Use "%(bucket)s.s3.amazonaws.com" to the target Amazon S3. "%(bucket)s" and "%(location)s" vars can be used
if the target S3 system supports dns based buckets.
DNS-style bucket+hostname:port template for accessing a bucket [%(bucket)s.s3.amazonaws.com]: 10.0.0.10:80/%(bucket)s  # s3访问格式

Encryption password is used to protect your files from reading
by unauthorized persons while in transfer to S3
Encryption password:         # 无密码
Path to GPG program [/usr/bin/gpg]: 

When using secure HTTPS protocol all communication with Amazon S3
servers is protected from 3rd party eavesdropping.
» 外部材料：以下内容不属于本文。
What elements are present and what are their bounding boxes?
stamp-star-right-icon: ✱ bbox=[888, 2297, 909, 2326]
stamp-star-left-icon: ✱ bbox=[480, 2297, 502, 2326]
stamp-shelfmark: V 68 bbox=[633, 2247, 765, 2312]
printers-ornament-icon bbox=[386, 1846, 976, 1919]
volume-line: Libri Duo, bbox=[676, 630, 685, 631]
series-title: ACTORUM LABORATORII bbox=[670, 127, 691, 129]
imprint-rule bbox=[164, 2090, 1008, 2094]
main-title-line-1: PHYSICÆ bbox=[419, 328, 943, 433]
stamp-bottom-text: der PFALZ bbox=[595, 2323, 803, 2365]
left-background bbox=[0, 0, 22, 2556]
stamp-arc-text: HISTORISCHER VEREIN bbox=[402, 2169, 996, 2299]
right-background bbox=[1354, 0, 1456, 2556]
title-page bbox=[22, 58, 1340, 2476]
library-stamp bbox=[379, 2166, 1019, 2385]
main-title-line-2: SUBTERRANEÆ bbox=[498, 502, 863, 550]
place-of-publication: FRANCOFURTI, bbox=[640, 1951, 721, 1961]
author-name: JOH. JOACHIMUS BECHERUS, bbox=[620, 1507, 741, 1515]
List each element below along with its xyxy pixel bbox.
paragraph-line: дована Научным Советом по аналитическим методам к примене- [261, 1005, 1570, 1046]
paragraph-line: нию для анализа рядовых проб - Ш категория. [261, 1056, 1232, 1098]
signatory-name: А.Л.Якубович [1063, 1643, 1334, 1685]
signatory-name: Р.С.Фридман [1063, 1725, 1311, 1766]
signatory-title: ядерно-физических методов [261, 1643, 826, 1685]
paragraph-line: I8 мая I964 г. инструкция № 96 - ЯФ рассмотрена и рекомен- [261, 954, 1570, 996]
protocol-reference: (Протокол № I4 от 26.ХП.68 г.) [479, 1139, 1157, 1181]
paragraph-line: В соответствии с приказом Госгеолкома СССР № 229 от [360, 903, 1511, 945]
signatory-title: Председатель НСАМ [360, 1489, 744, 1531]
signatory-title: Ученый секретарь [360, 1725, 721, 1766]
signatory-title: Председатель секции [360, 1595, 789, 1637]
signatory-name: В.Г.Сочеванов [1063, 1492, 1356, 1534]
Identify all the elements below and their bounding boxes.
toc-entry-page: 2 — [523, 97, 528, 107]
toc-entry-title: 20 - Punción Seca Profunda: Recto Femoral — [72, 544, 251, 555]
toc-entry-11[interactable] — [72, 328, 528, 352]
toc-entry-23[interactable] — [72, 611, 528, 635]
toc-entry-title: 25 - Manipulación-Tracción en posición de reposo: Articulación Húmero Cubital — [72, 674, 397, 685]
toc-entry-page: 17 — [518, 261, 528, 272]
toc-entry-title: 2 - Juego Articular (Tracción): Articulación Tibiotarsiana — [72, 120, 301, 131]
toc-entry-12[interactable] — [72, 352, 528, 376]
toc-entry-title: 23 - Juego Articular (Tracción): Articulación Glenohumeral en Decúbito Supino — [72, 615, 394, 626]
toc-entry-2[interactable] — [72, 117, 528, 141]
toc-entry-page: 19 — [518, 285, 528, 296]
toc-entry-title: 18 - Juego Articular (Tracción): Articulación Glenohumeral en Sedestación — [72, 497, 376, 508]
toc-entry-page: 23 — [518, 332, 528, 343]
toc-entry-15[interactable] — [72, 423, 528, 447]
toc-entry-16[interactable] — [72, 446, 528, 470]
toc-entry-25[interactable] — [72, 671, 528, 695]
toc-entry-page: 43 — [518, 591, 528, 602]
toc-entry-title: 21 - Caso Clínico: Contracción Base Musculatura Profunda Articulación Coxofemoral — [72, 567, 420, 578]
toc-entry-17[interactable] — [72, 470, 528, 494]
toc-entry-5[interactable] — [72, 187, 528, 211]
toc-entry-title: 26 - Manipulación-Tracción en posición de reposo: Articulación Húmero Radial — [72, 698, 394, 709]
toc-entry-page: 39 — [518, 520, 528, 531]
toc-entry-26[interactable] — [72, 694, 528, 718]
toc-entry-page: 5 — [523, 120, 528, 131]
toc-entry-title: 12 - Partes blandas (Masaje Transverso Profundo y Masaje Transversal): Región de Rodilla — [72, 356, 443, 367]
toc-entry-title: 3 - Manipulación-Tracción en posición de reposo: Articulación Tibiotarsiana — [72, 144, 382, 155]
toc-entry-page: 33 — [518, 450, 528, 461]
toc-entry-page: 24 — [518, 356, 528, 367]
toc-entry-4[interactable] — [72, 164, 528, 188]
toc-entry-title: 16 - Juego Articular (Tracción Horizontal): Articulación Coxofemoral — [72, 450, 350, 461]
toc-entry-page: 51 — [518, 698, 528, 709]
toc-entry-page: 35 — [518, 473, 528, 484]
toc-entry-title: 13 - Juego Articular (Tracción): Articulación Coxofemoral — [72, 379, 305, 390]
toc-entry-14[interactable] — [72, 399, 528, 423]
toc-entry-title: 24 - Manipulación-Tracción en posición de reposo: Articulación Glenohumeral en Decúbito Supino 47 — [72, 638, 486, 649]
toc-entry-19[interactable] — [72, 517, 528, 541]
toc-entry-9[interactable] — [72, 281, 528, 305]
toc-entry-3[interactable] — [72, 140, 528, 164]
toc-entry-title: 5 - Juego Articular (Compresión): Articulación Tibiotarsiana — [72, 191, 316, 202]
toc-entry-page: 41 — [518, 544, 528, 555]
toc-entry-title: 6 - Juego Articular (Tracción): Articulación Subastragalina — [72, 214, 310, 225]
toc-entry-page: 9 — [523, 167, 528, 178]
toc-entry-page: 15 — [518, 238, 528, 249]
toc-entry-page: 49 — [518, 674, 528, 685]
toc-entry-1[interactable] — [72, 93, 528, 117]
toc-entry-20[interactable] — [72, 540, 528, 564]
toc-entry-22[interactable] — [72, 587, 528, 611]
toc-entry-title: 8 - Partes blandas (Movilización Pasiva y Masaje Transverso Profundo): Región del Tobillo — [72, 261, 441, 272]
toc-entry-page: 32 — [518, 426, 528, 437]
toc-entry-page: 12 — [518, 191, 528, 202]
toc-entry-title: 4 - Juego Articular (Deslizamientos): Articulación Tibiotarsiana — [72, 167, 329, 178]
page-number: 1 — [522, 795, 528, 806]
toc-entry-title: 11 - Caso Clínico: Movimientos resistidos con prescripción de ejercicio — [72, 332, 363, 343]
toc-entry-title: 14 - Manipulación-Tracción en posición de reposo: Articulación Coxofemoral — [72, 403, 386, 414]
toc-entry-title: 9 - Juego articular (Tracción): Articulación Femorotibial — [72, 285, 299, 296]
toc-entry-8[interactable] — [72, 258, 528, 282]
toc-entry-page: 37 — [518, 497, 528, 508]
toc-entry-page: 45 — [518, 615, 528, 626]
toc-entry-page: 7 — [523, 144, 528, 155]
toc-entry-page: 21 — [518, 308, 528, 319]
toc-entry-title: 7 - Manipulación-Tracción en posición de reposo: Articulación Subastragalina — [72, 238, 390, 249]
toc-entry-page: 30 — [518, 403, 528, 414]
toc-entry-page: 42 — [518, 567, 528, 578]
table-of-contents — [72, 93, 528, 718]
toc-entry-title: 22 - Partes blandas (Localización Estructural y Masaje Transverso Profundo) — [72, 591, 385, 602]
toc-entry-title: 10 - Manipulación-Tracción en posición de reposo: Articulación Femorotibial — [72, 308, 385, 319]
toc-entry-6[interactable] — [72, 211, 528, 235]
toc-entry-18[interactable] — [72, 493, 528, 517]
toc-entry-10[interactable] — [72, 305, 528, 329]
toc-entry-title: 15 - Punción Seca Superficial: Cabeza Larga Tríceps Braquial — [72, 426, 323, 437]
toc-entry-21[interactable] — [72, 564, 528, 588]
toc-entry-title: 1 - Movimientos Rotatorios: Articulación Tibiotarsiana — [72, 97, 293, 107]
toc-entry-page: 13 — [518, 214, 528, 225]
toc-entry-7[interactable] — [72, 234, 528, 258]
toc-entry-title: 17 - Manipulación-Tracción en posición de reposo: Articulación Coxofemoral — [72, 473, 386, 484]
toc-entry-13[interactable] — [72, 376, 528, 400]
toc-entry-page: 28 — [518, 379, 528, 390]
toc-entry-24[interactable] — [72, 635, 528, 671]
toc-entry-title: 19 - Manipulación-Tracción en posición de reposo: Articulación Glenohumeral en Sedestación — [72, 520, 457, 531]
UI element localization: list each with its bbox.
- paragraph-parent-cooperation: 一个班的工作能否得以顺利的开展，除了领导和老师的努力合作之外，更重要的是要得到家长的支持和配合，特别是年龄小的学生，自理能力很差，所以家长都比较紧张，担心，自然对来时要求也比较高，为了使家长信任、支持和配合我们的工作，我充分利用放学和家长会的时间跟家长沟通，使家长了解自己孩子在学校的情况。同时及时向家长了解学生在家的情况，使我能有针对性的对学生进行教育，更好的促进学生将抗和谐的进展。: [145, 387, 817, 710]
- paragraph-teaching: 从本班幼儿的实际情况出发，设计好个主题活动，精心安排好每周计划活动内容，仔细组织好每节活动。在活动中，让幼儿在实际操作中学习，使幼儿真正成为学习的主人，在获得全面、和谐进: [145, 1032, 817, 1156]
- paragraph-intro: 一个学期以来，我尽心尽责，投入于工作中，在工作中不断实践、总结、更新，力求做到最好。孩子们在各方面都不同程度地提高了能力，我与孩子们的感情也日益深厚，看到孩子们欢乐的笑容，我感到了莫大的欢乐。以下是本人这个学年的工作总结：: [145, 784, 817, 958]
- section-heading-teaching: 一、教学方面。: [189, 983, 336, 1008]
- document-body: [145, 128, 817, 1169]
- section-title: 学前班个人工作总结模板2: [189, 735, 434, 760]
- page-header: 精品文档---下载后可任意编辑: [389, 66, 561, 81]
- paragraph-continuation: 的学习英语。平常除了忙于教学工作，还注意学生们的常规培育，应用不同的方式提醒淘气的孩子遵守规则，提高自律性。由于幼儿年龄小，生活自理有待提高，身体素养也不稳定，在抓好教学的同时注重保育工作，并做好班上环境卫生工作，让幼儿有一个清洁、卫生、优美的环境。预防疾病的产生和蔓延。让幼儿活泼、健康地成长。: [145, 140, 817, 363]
This method is
slower than plain HTTP, and can only be proxied with Python 2.7 or newer
Use HTTPS protocol [Yes]: no          # 不开启https

On some networks all internet access must go through a HTTP proxy.
Try setting it here if you can't connect to S3 directly
HTTP Proxy server name:            # 没有设置代理名称

New settings:
  Access Key: ZTYPHT3WFT77QYGFMLYU
  Secret Key: f5N1T13yRwKXFkcbXCs7j5bsIRnC0gRsyNtNITsl
  Default Region: US
  S3 Endpoint: 10.0.0.10:80
  DNS-style bucket+hostname:port template for accessing a bucket: 10.0.0.10:80/%(bucket)s
  Encryption password: passwd
  Path to GPG program: /usr/bin/gpg
  Use HTTPS protocol: False
  HTTP Proxy server name: 
  HTTP Proxy server port: 0

Test access with supplied credentials? [Y/n] y        # 是否测试访问权限
Please wait, attempting to list all buckets...
Success. Your access key and secret key worked fine :-)

Now verifying that encryption works...
Success. Encryption and decryption worked fine :-)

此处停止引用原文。